Je racontai en trois mots ce que je savais, ce que je croyais, et je finis en disant:—Rien ne peut me servir de preuve pour ou contre Brulette; mais, j'ai beau faire, je ne peux pas la soupçonner.

—Eh bien, ni moi non plus! dit Huriel. Et, donnant un baiser à Charlot, il le remit par terre.

—Ni moi non plus, dit Thérence; mais pourquoi cette idée est-elle venue à d'autres, et comment l'est-elle venue à toi, mon frère, en regardant cet enfant? Je n'avais pas seulement songé à demander s'il était neveu ou cousin de Brulette. Je me disais qu'il était apparemment de sa famille, et il me suffisait de le voir sur ses bras pour que je voulusse le prendre sur les miens.

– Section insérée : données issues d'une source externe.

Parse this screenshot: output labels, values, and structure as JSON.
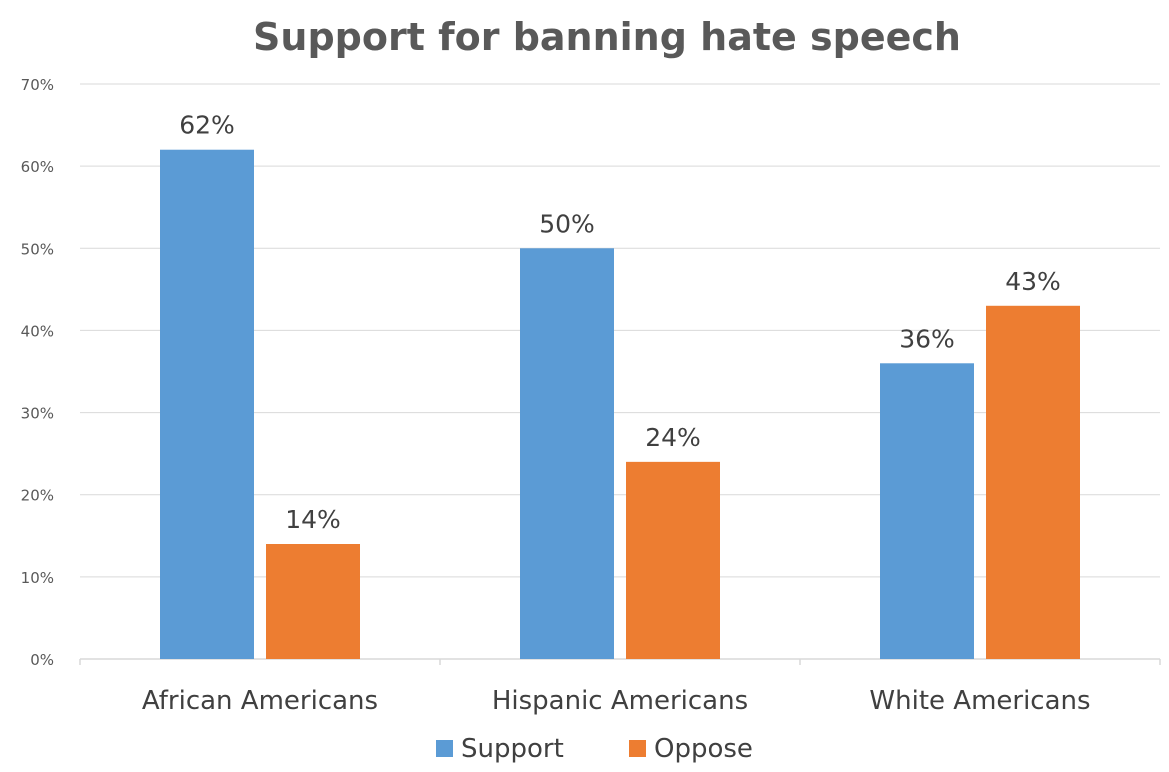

—Il faut donc que je t'explique cela, dit Huriel, encore que les mots me brûlent la bouche. Eh bien oui, j'aime mieux le dire! Ce sera, l'unique fois, car mon parti est pris, quoi qu'il y ait, quoi qu'il arrive! Sache, Thérence, qu'il y a trois jours, quand nous avons quitté Joseph à Montaigu... tu sais comme je partais le cœur libre et content! Joseph était guéri, Joseph renonçait à Brulette, Joseph te demandait en mariage, et Brulette n'était pas mariée! il le disait. Il la regardait comme libre aussi, et, à toutes mes questions, il répondait: «Comme tu voudras, je n'en suis plus amoureux; tu peux l'aimer sans que je m'en inquiète.»

«Eh bien, sœur, au moment où nous le quittions, il me retint par le bras et me dit, pendant que tu montais sur la charrette: «Est-ce donc vrai? est-ce décidé, Huriel, que tu vas au pays de chez nous? Et ton idée est-elle de faire la cour à celle que j'ai tant aimée?

»—Oui, lui dis-je, puisque tu veux le savoir. C'est mon idée, et tu n'as plus le droit de revenir sur la tienne, ou je croirais que tu as voulu te jouer de moi en me demandant ma sœur.